2006 Juppé sauvé des eaux judiciaires

Pourquoi il n’y eut pas de recours contre l’élection de Juppé à la mairie de Bordeaux ? Pourquoi les électeurs bordelais « malveillants » qui lui cherchaient des poux dans la tête sont allés se rhabiller ? Parce que les plus hautes juridictions françaises, ont travaillé pour sauver ce délinquant, quitte à avaler quelques couleuvres …

En 2004, la cour d’appel de Versailles avait, chacun s’en souvient, condamné Juppé à 14 mois de prison avec sursis pour « prise illégale d’intérêt ». En principe, une telle condamnation entraîne automatiquement une inéligibilité de 10 ans. C’est la sanction prévue par l’art. L7 du code électoral, depuis la réforme votée en janv. 1995.
Mais pour éviter à Juppé la mort politique, les juges de Versailles avaient décidé de réduire cette inéligibilité à un an, en s’appuyant sur l’article 132-21 du Code pénal, qui prévoit une telle réduction.
Hélas ! Quelques années auparavant, le 7 mars 2001 exactement, la Cour de cass’ avait jugé que la réforme de 1995 – loi spéciale – l’emportait sur le Code pénal – loi générale. Donc, la complaisante réduction consentie était illégale.

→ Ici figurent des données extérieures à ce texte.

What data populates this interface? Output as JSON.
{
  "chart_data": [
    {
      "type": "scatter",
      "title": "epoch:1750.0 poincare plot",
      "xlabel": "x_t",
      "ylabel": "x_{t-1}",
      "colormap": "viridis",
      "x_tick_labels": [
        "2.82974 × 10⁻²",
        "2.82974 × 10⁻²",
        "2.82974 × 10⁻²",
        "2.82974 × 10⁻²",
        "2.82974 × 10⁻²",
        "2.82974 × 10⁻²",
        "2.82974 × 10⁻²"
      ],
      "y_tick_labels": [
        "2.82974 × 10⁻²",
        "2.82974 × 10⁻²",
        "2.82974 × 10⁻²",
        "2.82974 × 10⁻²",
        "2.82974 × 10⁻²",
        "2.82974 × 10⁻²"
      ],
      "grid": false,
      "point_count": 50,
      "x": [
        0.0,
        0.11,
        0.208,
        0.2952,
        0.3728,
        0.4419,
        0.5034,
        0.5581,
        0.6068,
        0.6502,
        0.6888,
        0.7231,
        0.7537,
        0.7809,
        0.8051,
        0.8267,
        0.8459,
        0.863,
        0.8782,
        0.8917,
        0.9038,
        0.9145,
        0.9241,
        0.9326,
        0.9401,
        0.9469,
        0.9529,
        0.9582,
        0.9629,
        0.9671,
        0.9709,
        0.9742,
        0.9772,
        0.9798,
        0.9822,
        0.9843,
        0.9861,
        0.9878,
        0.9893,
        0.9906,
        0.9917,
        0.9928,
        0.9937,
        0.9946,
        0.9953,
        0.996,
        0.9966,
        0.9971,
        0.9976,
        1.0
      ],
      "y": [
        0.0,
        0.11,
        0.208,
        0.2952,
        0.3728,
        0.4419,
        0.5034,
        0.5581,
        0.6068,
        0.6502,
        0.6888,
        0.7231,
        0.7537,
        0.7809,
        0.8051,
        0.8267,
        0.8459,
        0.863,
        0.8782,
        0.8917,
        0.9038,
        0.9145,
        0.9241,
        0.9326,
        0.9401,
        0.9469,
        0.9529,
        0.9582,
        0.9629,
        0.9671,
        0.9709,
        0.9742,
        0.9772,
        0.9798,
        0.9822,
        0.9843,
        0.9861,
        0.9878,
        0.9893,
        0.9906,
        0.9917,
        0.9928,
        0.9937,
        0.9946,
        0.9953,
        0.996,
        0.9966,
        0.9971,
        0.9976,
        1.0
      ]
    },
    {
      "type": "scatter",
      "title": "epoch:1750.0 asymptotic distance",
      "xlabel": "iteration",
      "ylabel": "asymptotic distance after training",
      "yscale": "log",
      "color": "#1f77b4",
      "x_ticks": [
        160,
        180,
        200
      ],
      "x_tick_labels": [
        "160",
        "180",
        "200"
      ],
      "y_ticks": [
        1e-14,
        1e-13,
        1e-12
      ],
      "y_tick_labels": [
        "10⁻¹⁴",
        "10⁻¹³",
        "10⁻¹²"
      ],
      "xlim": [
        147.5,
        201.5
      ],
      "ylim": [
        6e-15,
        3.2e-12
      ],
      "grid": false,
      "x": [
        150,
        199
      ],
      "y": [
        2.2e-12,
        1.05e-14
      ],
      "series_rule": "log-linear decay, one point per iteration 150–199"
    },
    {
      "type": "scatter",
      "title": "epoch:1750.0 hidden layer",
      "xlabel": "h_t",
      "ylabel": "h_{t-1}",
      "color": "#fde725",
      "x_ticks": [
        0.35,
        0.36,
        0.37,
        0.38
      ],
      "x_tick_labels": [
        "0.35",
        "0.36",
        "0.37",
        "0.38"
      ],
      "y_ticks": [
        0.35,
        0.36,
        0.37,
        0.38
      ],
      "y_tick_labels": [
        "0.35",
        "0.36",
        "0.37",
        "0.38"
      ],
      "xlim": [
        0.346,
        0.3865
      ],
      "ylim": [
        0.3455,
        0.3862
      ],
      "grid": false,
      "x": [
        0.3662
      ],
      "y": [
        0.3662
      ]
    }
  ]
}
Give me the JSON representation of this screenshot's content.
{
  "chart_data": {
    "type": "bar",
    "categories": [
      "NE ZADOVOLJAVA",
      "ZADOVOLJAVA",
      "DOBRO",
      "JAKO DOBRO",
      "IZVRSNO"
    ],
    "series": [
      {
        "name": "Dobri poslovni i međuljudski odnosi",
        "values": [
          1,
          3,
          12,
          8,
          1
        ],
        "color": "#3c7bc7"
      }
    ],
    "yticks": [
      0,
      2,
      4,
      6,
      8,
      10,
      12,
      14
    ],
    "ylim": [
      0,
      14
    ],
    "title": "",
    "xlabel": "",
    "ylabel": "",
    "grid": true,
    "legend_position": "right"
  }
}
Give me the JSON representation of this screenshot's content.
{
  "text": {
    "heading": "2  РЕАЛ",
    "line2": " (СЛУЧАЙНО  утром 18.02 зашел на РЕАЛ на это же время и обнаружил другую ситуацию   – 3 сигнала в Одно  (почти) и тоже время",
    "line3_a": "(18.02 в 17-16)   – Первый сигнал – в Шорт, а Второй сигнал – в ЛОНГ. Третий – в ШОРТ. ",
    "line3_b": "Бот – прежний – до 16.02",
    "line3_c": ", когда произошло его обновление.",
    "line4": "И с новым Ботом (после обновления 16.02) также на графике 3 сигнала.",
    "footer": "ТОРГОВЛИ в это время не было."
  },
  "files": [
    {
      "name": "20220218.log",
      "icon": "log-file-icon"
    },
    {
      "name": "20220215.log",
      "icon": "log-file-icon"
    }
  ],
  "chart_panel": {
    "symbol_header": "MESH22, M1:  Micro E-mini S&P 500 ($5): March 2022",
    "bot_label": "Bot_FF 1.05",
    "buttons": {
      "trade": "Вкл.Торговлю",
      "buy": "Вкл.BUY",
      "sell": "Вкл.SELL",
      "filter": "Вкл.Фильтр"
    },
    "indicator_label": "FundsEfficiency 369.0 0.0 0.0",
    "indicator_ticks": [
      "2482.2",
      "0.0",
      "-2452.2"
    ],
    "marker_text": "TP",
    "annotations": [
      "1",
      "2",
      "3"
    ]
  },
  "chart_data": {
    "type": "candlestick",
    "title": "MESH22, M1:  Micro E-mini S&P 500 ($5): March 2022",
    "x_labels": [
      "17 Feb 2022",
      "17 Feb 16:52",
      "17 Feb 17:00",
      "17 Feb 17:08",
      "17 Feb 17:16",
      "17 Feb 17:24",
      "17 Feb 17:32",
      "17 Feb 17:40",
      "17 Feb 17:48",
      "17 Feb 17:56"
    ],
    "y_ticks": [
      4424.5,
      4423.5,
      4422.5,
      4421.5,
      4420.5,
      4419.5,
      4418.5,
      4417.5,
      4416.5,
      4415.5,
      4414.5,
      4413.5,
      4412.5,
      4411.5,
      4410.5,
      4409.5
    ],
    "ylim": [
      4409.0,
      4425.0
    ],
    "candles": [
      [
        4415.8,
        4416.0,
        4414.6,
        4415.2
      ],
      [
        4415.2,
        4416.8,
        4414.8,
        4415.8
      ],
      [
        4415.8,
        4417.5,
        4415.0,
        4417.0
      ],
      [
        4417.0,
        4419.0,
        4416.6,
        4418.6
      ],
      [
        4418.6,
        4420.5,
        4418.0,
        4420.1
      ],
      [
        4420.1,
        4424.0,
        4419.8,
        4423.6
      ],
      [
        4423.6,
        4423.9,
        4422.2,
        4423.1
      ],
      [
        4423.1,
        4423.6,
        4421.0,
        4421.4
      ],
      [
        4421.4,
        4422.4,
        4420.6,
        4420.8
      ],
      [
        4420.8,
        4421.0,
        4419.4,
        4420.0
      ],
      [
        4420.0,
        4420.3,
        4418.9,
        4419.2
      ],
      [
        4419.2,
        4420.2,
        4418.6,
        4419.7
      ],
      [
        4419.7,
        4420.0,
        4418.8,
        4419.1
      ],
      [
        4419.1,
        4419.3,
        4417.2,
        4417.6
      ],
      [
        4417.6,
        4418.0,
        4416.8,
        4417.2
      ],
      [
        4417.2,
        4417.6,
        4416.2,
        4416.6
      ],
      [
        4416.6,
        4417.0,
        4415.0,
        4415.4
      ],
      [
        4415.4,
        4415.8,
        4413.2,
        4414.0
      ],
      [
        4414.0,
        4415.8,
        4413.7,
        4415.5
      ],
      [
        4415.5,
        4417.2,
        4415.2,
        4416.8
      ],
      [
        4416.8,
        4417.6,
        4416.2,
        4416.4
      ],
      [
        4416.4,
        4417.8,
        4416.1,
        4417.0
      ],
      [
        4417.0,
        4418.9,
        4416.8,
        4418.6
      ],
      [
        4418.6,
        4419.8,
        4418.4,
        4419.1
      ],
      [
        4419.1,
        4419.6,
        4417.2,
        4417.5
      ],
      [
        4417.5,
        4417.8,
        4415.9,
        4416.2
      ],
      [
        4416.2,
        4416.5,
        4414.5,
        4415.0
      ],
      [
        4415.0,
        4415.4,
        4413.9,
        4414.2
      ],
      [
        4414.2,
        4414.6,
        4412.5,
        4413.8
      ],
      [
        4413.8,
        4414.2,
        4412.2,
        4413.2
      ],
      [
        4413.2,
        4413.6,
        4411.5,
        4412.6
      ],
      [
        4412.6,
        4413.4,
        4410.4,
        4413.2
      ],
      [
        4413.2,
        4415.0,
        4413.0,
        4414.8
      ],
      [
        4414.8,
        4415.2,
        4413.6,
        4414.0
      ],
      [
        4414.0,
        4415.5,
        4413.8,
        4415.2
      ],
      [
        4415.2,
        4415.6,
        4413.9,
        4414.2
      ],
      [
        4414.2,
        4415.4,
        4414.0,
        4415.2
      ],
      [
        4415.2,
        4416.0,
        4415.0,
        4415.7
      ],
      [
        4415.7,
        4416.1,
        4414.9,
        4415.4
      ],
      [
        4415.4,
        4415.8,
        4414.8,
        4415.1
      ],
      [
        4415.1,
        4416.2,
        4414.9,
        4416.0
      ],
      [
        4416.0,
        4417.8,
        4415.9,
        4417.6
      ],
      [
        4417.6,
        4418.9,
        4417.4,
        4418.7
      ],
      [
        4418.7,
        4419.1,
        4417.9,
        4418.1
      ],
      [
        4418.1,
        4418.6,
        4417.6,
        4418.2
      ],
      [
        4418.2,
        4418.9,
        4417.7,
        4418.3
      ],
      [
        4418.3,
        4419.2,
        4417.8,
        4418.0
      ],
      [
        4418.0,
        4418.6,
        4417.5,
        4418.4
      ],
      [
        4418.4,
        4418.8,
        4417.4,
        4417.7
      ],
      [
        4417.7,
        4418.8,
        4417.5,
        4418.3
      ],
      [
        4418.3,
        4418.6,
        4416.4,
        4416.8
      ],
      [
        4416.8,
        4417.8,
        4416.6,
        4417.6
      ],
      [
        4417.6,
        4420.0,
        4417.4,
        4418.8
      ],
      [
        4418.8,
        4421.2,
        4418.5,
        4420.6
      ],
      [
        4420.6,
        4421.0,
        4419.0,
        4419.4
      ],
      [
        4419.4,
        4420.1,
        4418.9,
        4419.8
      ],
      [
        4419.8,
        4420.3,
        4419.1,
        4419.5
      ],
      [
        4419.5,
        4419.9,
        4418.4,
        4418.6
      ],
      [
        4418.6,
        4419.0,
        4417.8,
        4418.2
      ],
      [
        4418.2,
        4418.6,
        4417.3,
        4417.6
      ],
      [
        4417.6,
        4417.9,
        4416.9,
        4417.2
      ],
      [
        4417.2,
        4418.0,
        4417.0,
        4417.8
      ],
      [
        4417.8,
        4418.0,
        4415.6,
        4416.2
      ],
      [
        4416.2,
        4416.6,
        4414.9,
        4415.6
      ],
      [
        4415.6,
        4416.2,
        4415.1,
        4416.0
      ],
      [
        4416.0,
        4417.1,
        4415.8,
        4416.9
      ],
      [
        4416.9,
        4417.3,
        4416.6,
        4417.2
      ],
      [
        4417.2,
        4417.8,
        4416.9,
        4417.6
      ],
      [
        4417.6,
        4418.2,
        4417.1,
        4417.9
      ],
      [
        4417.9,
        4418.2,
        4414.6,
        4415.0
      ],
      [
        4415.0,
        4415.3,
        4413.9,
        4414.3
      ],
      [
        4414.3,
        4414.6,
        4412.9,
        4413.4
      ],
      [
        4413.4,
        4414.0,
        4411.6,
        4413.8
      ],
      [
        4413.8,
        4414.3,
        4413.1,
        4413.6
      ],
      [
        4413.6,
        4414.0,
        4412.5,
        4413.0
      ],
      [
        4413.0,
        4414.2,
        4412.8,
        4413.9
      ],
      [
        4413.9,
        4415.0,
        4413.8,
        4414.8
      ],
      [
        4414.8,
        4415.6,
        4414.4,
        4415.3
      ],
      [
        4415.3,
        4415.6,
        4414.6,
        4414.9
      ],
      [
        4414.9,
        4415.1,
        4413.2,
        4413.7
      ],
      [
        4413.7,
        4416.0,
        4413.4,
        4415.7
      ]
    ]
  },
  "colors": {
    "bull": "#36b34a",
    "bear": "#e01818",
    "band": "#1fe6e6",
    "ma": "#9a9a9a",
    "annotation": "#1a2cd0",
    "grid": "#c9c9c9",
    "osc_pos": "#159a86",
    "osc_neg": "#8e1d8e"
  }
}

Heureusement la magistrature s’est mobilisée pour tirer l’ancien Premier ministre de ce mauvais pas.
Premier temps. Le parquet général ne forme pas de pourvoi. La douteuse décision de Versailles n’est donc pas examinée par la Cour de cassation.
Deuxième temps. La réinscription de Juppé, contestée par les électeurs, est approuvée par le tribunal d’instance de Bordeaux qui ignore la jurisprudence de la Cour de cass’.
Troisième temps. Cette même cour mange son chapeau et, le 14 déc.2005, félicite le tribunal d’instance, qui n’avait pas, écrit-elle, à discuter de l’arrêt de Versailles, illégal ou pas : ce n’était pas de sa compétence …
Quatrième temps.
Mais tout danger n’était pas encore écarté. La future élection de Juppé pouvait être elle-même contestée. Le Conseil constitutionnel tranche alors en mars 2006 le cas Mancel (ancien président du conseil général de l’Oise, également condamné pour prise illégale d’intérêt). Elle décide, à cette occasion, que, tout bien pesé, une réduction de la peine « automatique » est possible.
Cinquième temps. Le 4 mai, la chambre criminelle de la Cour de cass’ luii emboîte le pas et écrit l’exact contraire de son arrêt de 2001.
Sixième temps. Pour en finir le Conseil d’Etat rend, le 6 juillet, un arrêt qui va dans le même sens.

Cette fois la messe est dite. Après cette mobilisation générale, le vieux principe selon lequel une loi spéciale et plus récente l’emporte sur une loi générale a été balayé.
Et surtout, la belle réforme de moralisation, votée à l’unanimité en 1995, a été réduite en petit bois.

« Le Canard enchaîné » n° 4486 du 18/10/06 d’après L.-M. Horeau.